Il combattimento riprese e si protrasse per molto tempo. Rama era affaticato e preoccupato. Non riusciva ad avere la meglio. Sentiva affievolirsi il desiderio di combattere. Tra i saggi che dal cielo assistevano al duello c’era anche Agastya.
“Rama, recita costantemente la preghiera al Deva del sole conosciuta come aditya-hridaya,” gli suggerì con voce eterea. “Grazie al potere di questo mantra sarai in grado di uccidere Ravana.”
Incoraggiato dal suggerimento del famoso santo, Rama riprese il combattimento con vigore, mettendo il suo nemico in grave difficoltà. E presagi favorevoli furono visti tutt’intorno a lui e se ne scorsero di cattivi dalla parte di Ravana. Rama ne era certo: quei segni indicavano che la vittoria era vicina. Lo scontro tra i due guerrieri fu il più feroce di tutti, ma il momento fatale arrivò.

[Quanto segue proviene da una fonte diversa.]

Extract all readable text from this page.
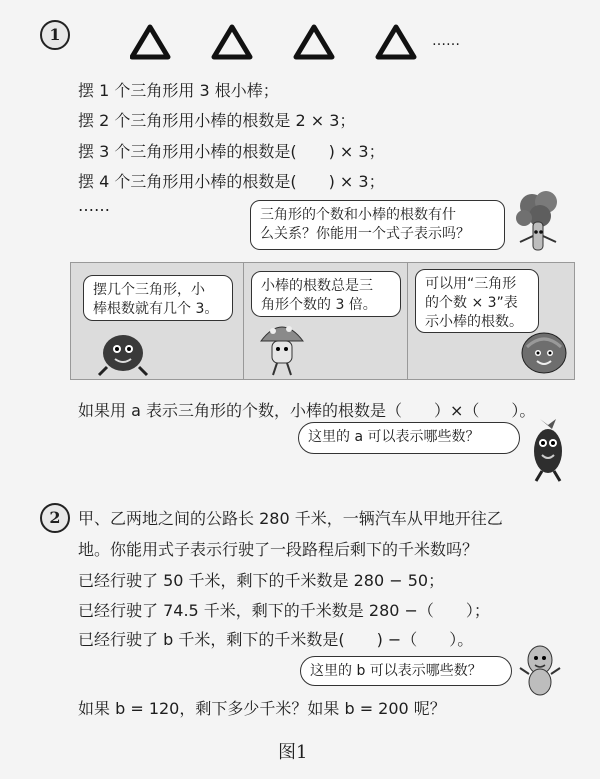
1	……
摆 1 个三角形用 3 根小棒；
摆 2 个三角形用小棒的根数是 2 × 3；
摆 3 个三角形用小棒的根数是(　　) × 3；
摆 4 个三角形用小棒的根数是(　　) × 3；
……	三角形的个数和小棒的根数有什
么关系？你能用一个式子表示吗？
摆几个三角形，小
棒根数就有几个 3。
小棒的根数总是三
角形个数的 3 倍。
可以用“三角形
的个数 × 3”表
示小棒的根数。
如果用 a 表示三角形的个数，小棒的根数是（　　）×（　　）。
这里的 a 可以表示哪些数？
2	甲、乙两地之间的公路长 280 千米，一辆汽车从甲地开往乙
地。你能用式子表示行驶了一段路程后剩下的千米数吗？
已经行驶了 50 千米，剩下的千米数是 280 − 50；
已经行驶了 74.5 千米，剩下的千米数是 280 −（　　）；
已经行驶了 b 千米，剩下的千米数是(　　) −（　　）。
这里的 b 可以表示哪些数？
如果 b = 120，剩下多少千米？如果 b = 200 呢？
图1
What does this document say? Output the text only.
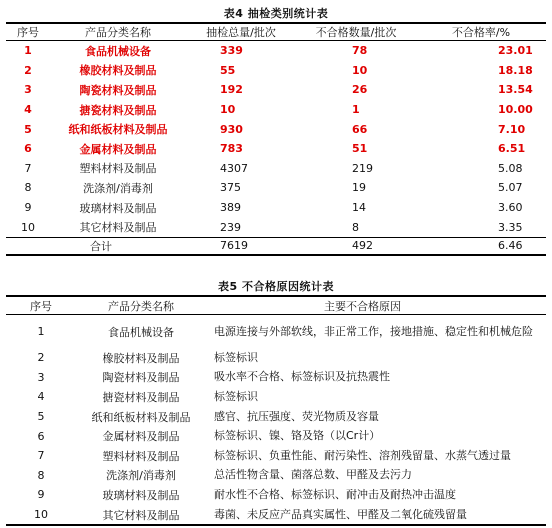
表4 抽检类别统计表
序号	产品分类名称	抽检总量/批次	不合格数量/批次	不合格率/%
1	食品机械设备	339	78	23.01
2	橡胶材料及制品	55	10	18.18
3	陶瓷材料及制品	192	26	13.54
4	搪瓷材料及制品	10	1	10.00
5	纸和纸板材料及制品	930	66	7.10
6	金属材料及制品	783	51	6.51
7	塑料材料及制品	4307	219	5.08
8	洗涤剂/消毒剂	375	19	5.07
9	玻璃材料及制品	389	14	3.60
10	其它材料及制品	239	8	3.35
	合计	7619	492	6.46
表5 不合格原因统计表
序号	产品分类名称	主要不合格原因
1	食品机械设备	电源连接与外部软线，非正常工作，接地措施、稳定性和机械危险
2	橡胶材料及制品	标签标识
3	陶瓷材料及制品	吸水率不合格、标签标识及抗热震性
4	搪瓷材料及制品	标签标识
5	纸和纸板材料及制品	感官、抗压强度、荧光物质及容量
6	金属材料及制品	标签标识、镍、铬及铬（以Cr计）
7	塑料材料及制品	标签标识、负重性能、耐污染性、溶剂残留量、水蒸气透过量
8	洗涤剂/消毒剂	总活性物含量、菌落总数、甲醛及去污力
9	玻璃材料及制品	耐水性不合格、标签标识、耐冲击及耐热冲击温度
10	其它材料及制品	毒菌、未反应产品真实属性、甲醛及二氧化硫残留量
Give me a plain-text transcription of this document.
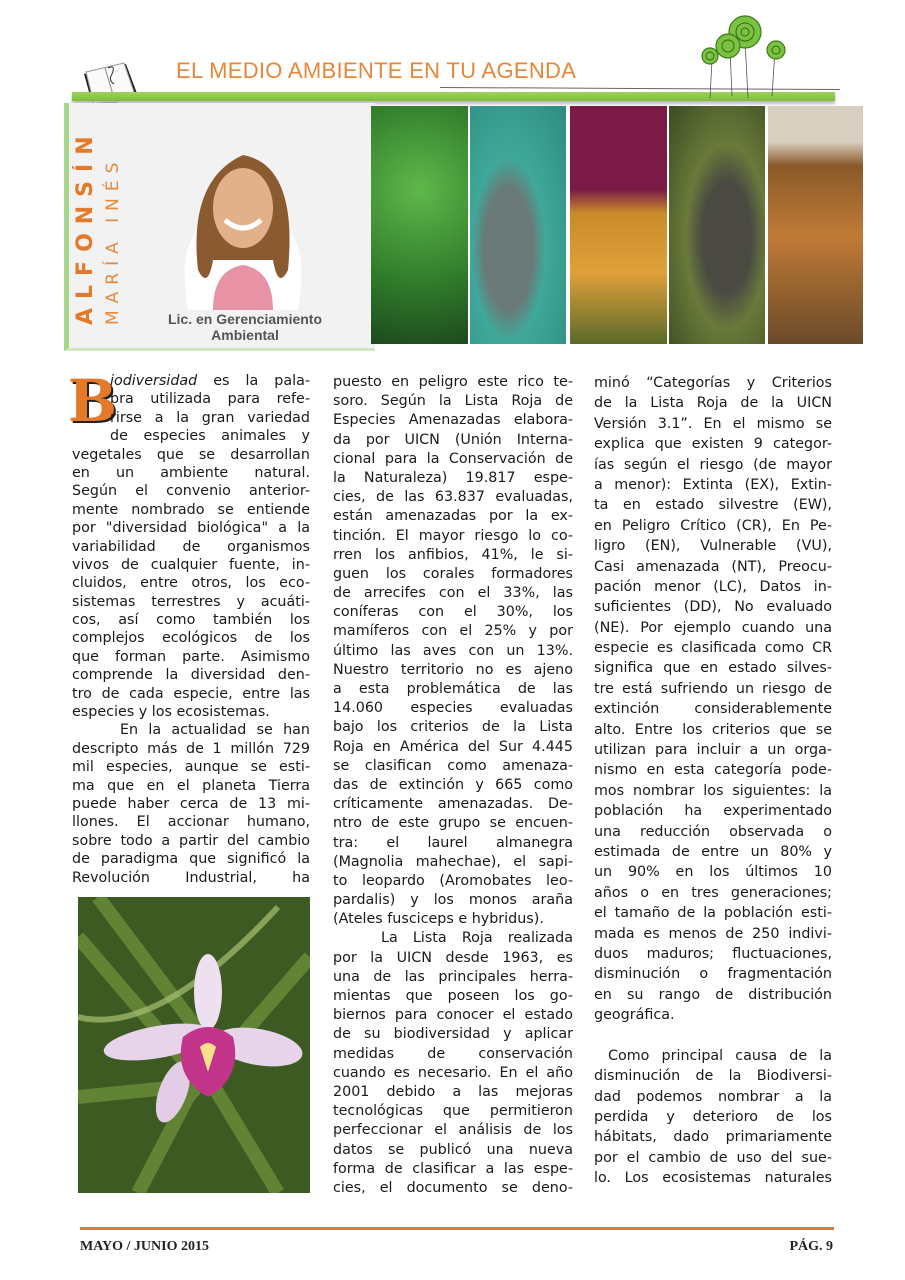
EL MEDIO AMBIENTE EN TU AGENDA
ALFONSÍN MARÍA INÉS	Lic. en Gerenciamiento
Ambiental
B
iodiversidad es la pala-
bra utilizada para refe-
rirse a la gran variedad
de especies animales y
vegetales que se desarrollan
en un ambiente natural.
Según el convenio anterior-
mente nombrado se entiende
por "diversidad biológica" a la
variabilidad de organismos
vivos de cualquier fuente, in-
cluidos, entre otros, los eco-
sistemas terrestres y acuáti-
cos, así como también los
complejos ecológicos de los
que forman parte. Asimismo
comprende la diversidad den-
tro de cada especie, entre las
especies y los ecosistemas.
En la actualidad se han
descripto más de 1 millón 729
mil especies, aunque se esti-
ma que en el planeta Tierra
puede haber cerca de 13 mi-
llones. El accionar humano,
sobre todo a partir del cambio
de paradigma que significó la
Revolución Industrial, ha
puesto en peligro este rico te-
soro. Según la Lista Roja de
Especies Amenazadas elabora-
da por UICN (Unión Interna-
cional para la Conservación de
la Naturaleza) 19.817 espe-
cies, de las 63.837 evaluadas,
están amenazadas por la ex-
tinción. El mayor riesgo lo co-
rren los anfibios, 41%, le si-
guen los corales formadores
de arrecifes con el 33%, las
coníferas con el 30%, los
mamíferos con el 25% y por
último las aves con un 13%.
Nuestro territorio no es ajeno
a esta problemática de las
14.060 especies evaluadas
bajo los criterios de la Lista
Roja en América del Sur 4.445
se clasifican como amenaza-
das de extinción y 665 como
críticamente amenazadas. De-
ntro de este grupo se encuen-
tra: el laurel almanegra
(Magnolia mahechae), el sapi-
to leopardo (Aromobates leo-
pardalis) y los monos araña
(Ateles fusciceps e hybridus).
La Lista Roja realizada
por la UICN desde 1963, es
una de las principales herra-
mientas que poseen los go-
biernos para conocer el estado
de su biodiversidad y aplicar
medidas de conservación
cuando es necesario. En el año
2001 debido a las mejoras
tecnológicas que permitieron
perfeccionar el análisis de los
datos se publicó una nueva
forma de clasificar a las espe-
cies, el documento se deno-
minó “Categorías y Criterios
de la Lista Roja de la UICN
Versión 3.1”. En el mismo se
explica que existen 9 categor-
ías según el riesgo (de mayor
a menor): Extinta (EX), Extin-
ta en estado silvestre (EW),
en Peligro Crítico (CR), En Pe-
ligro (EN), Vulnerable (VU),
Casi amenazada (NT), Preocu-
pación menor (LC), Datos in-
suficientes (DD), No evaluado
(NE). Por ejemplo cuando una
especie es clasificada como CR
significa que en estado silves-
tre está sufriendo un riesgo de
extinción considerablemente
alto. Entre los criterios que se
utilizan para incluir a un orga-
nismo en esta categoría pode-
mos nombrar los siguientes: la
población ha experimentado
una reducción observada o
estimada de entre un 80% y
un 90% en los últimos 10
años o en tres generaciones;
el tamaño de la población esti-
mada es menos de 250 indivi-
duos maduros; fluctuaciones,
disminución o fragmentación
en su rango de distribución
geográfica.
Como principal causa de la
disminución de la Biodiversi-
dad podemos nombrar a la
perdida y deterioro de los
hábitats, dado primariamente
por el cambio de uso del sue-
lo. Los ecosistemas naturales
MAYO / JUNIO 2015	PÁG. 9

Scagliando contro i colli del nemico potenti frecce, Rama staccò una dopo l’altra le dieci teste di Ravana. Ma appena mozzate, quelle ricrescevano istantaneamente. Ravana sembrava invulnerabile. Così Rama decise di usare l’arma di Brahma. Recitando con somma devozione le migliori preghiere a Brahma, il principe fissò una freccia nel suo arco e la scagliò contro il cuore del Raksasa. Si udì un fragore assordante: la freccia colpì il bersaglio, il cuore del Raksasa si spezzò in due. Ravana cadde sul terreno senza più vita.
E fu così che Rama, il figlio di Dasaratha, restituì la pace e la serenità a tutti uccidendo il più grande e crudele demone che esisteva.
I funerali
Vedendo Ravana morto, i Raksasa superstiti si arresero. Tutto si calmò: scese il silenzio.
Pian piano, con circospezione, dalle case e dai rifugi uscirono le prime donne, i bambini, gli anziani. I Vanara si ritirarono e li lasciarono uscire. Ovunque si vedevano scene di dolore. Chi era china sul corpo di un figlio, chi di un marito o di un padre: la scena che si presentava alla vista era pietosa. Persino Vibhisana si lamentò amaramente per la perdita di così tanti cari. Rama lo confortò e lo invitò a presenziare i funerali. E man mano che la sera calava il campo di battaglia assumeva sempre più un aspetto spettrale. Particolarmente patetico fu il lamento di Mandodari sui corpi del marito e del figlio Indrajit.
Il giorno stesso dei funerali di Ravana, Rama che era stato il maggiore artefice della vittoria incoronò Vibhisana re di Lanka. Tutti attendevano solo una cosa: di vedere Rama riunito a Sita.
“Sita ha sofferto per tanto tempo,” disse poi Rama ad Hanuman, “ed è giusto che venga avvertita al più presto del successo della nostra missione. Vai dunque da lei, e dille che ora Vibhisana è il re di Lanka e che egli desidera vederla.”